I watched as the blood that ran grew darker as the moments passed on, fingers that were remarkably unscathed the perfect path for the rivulets that struck the floor as innocently as the first trickles of spring waters off gutters from the final winter snows.
“Penny is already with her.”
Drip. Drip. Drip.
“I’m better.” I didn’t give a fuck if I sounded conceited, I knew my skills and I knew my worth.
“Acton has a chance.”
Her assessment of Ness’s condition was left unsaid, but deafened nonetheless.
“I refuse to believe -”
“Every healer in this keep is roped in somewhere. We need you to take care of Acton.” it was a command, but the plea was there, her focus lost to the ailing body before her.
Drip. Drip. Drip.
“Once Acton is stabilized you can go to her.” I lifted dead eyes from the nearly charcoal black pool, thick and oozing down the grates in the floor. “But don’t hold hope.
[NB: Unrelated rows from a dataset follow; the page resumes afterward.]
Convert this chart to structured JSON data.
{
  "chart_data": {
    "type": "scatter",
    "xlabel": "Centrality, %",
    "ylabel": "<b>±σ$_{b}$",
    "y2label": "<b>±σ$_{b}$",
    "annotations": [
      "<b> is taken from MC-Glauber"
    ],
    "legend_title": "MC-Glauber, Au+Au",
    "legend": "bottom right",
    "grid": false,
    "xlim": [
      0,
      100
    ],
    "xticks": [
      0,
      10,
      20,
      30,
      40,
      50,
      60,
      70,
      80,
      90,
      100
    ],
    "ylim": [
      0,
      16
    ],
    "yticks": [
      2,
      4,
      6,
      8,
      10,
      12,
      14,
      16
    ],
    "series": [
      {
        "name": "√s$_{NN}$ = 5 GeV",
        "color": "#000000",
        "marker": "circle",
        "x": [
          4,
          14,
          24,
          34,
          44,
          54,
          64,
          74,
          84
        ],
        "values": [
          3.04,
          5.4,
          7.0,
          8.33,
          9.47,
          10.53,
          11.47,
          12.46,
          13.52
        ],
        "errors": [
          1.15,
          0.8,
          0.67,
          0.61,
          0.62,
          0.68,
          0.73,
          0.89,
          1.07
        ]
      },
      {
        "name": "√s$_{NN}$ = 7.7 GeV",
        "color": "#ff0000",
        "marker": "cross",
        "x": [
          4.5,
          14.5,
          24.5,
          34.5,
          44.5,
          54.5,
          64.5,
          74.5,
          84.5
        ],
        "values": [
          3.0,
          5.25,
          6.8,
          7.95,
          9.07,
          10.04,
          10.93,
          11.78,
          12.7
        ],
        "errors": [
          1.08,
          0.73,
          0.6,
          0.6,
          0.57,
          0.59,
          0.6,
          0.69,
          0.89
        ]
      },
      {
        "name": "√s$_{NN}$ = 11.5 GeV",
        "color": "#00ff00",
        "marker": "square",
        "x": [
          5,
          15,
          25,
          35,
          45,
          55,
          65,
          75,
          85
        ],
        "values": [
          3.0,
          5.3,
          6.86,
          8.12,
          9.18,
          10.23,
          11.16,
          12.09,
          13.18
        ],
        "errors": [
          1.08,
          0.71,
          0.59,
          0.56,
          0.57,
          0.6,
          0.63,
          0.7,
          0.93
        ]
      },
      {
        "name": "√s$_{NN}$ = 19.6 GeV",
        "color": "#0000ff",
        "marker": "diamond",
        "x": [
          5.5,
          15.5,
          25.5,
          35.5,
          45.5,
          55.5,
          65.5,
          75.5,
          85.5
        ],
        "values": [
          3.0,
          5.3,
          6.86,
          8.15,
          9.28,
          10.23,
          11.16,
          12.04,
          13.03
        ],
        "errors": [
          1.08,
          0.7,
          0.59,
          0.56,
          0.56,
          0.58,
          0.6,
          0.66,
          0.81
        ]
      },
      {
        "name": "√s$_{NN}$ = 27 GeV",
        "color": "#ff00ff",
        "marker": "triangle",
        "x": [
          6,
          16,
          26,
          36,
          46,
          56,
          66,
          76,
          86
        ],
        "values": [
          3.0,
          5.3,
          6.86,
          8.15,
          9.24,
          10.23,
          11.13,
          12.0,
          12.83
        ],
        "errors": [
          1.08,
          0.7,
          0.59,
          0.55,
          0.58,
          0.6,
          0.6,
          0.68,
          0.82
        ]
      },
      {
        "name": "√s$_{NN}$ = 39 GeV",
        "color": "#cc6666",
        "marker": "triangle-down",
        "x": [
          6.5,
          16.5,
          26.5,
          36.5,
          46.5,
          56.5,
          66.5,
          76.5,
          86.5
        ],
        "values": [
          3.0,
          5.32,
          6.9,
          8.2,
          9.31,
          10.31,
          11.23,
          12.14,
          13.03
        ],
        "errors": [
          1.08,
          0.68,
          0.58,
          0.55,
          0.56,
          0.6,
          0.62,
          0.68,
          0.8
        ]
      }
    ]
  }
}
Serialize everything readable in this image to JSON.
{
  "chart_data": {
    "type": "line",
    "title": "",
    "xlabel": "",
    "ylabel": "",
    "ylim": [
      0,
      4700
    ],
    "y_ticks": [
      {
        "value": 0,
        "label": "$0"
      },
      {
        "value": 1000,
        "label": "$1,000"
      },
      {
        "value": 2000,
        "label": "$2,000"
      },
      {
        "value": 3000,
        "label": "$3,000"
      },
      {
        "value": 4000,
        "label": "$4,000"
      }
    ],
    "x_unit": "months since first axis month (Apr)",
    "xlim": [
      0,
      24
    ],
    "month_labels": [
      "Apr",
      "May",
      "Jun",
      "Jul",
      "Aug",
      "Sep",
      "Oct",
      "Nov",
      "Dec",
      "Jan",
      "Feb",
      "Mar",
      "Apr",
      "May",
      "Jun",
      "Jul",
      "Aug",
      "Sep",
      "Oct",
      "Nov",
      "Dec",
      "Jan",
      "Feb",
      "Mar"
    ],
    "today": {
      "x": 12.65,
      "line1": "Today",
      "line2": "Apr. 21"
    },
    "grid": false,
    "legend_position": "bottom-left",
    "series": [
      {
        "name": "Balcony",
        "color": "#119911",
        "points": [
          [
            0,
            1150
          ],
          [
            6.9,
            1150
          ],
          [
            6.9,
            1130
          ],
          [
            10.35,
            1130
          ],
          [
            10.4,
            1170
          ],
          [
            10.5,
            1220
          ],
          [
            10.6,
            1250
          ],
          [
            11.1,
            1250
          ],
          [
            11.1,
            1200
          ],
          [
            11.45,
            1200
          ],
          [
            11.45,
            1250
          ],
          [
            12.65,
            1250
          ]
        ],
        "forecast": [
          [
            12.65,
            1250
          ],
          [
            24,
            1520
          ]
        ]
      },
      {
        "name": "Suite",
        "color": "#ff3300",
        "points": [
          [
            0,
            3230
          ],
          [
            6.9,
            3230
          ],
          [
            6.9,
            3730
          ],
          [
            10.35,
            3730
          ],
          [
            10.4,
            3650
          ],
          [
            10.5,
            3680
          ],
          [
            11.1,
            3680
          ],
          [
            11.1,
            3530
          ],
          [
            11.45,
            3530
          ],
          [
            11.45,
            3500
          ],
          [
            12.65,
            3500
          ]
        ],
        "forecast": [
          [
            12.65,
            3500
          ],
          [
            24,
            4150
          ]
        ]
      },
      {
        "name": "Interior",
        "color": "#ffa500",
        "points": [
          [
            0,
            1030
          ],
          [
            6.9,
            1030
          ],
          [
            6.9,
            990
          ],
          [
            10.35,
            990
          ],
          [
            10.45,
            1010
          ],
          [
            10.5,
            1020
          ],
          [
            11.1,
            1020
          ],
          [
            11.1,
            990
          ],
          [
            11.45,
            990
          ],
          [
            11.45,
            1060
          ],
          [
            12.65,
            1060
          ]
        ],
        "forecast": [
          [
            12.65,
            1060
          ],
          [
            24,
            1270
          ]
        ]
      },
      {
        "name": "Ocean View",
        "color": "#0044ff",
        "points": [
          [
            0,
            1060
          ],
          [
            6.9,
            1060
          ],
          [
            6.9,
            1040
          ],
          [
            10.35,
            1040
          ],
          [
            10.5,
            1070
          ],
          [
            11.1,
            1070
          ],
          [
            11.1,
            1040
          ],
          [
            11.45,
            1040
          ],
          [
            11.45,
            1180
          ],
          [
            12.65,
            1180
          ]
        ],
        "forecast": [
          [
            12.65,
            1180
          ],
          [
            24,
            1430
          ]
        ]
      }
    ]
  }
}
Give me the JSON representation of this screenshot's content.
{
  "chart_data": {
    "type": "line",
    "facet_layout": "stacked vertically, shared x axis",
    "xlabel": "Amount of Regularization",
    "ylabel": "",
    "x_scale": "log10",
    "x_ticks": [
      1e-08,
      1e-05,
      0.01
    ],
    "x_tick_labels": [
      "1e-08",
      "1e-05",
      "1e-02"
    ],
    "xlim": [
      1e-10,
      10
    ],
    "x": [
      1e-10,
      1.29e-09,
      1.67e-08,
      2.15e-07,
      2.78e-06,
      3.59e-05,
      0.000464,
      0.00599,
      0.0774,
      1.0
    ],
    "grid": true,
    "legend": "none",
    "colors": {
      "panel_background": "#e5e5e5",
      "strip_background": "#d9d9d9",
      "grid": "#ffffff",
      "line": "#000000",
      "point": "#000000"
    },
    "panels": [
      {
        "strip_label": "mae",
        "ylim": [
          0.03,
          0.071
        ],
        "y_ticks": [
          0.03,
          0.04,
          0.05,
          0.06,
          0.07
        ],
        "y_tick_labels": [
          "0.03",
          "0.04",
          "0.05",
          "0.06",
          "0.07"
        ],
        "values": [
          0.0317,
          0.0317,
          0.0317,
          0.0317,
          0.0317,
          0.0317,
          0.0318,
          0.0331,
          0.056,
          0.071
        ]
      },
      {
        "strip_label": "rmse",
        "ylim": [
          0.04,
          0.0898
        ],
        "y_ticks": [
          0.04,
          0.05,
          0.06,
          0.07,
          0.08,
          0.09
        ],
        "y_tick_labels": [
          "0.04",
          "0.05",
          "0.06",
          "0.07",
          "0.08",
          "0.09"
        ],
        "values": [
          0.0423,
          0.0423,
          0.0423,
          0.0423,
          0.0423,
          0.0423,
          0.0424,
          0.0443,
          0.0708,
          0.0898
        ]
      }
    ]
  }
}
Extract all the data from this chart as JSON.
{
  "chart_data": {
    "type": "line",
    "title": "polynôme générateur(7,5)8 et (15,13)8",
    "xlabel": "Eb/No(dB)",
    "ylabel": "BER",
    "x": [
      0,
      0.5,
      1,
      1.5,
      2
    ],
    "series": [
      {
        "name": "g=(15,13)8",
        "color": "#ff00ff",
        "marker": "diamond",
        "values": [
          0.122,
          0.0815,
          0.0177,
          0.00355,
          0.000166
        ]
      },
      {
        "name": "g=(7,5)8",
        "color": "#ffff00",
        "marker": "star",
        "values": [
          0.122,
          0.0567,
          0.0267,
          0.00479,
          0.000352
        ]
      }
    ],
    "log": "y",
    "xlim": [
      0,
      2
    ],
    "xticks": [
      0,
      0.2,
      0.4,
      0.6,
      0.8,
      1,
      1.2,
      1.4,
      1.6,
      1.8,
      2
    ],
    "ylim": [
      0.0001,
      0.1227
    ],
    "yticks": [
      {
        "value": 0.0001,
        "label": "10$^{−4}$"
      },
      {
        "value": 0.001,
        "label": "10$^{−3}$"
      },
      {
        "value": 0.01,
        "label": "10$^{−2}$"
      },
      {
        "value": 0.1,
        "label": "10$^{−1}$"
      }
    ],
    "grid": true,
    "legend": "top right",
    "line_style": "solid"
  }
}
Ryan was in better shape.”
The sour stench and lingering energy that hung in the room like a shroud of mist told me all that I needed to know, the shallow breaths that rasped from Ryan’s lungs were the last he would ever take. Even for me, those injuries would be too much to heal - too much for my psyche to bear.
Drip. Drip. Drip.
I could take the energy that seeped from his weakening body, bolstering the strength of my void for the healing to come. But it felt a betrayal, a line I couldn’t cross, much like robbing a grave. That had been his, created for him, by him, and soon it would be the only thing useful left of him. Better it remain free, so some small part of him could continue on.
Quietly I shut the door behind me, the dripping still loudly echoing through the chambers of my mind. I followed down the hall to where I’d watched the guards first bring Acton and opened the door, his pale body lying ashen on the gurney, his skin matching the bright white sheets upon which he lay. I approached, studying carefully every mark I could find. He was covered in superficial scratches, his cuts riddled with dirt but otherwise appeared simple. That gash on his chest however was another matter altogether.
Already it was beginning to putrefy, looking more like gangrene from the trenches of the Great War than the slice of a sword. The blood had dried, the toxin on the blades having cauterized the wound almost immediately, trapping the venom within the chest cavity. His lungs crackled and gurgled with every breath, and frothy dark green saliva pooled at the corners of his mouth. He blinked open unseeing eyes, the whites having turned yellow making the vibrant steely gray turn a pickled olive color, with dark black streaks running through the veins. Remarkable tears ran down his sunken cheeks, clear, crystalline and pure as a soft whimper left his mouth.
“Please.” his words were soft, fear as thick as the fluid in his throat. “I don’t want to die.”
I didn’t think he knew who was there, he wanted help, the last desperate prayer of a dying man.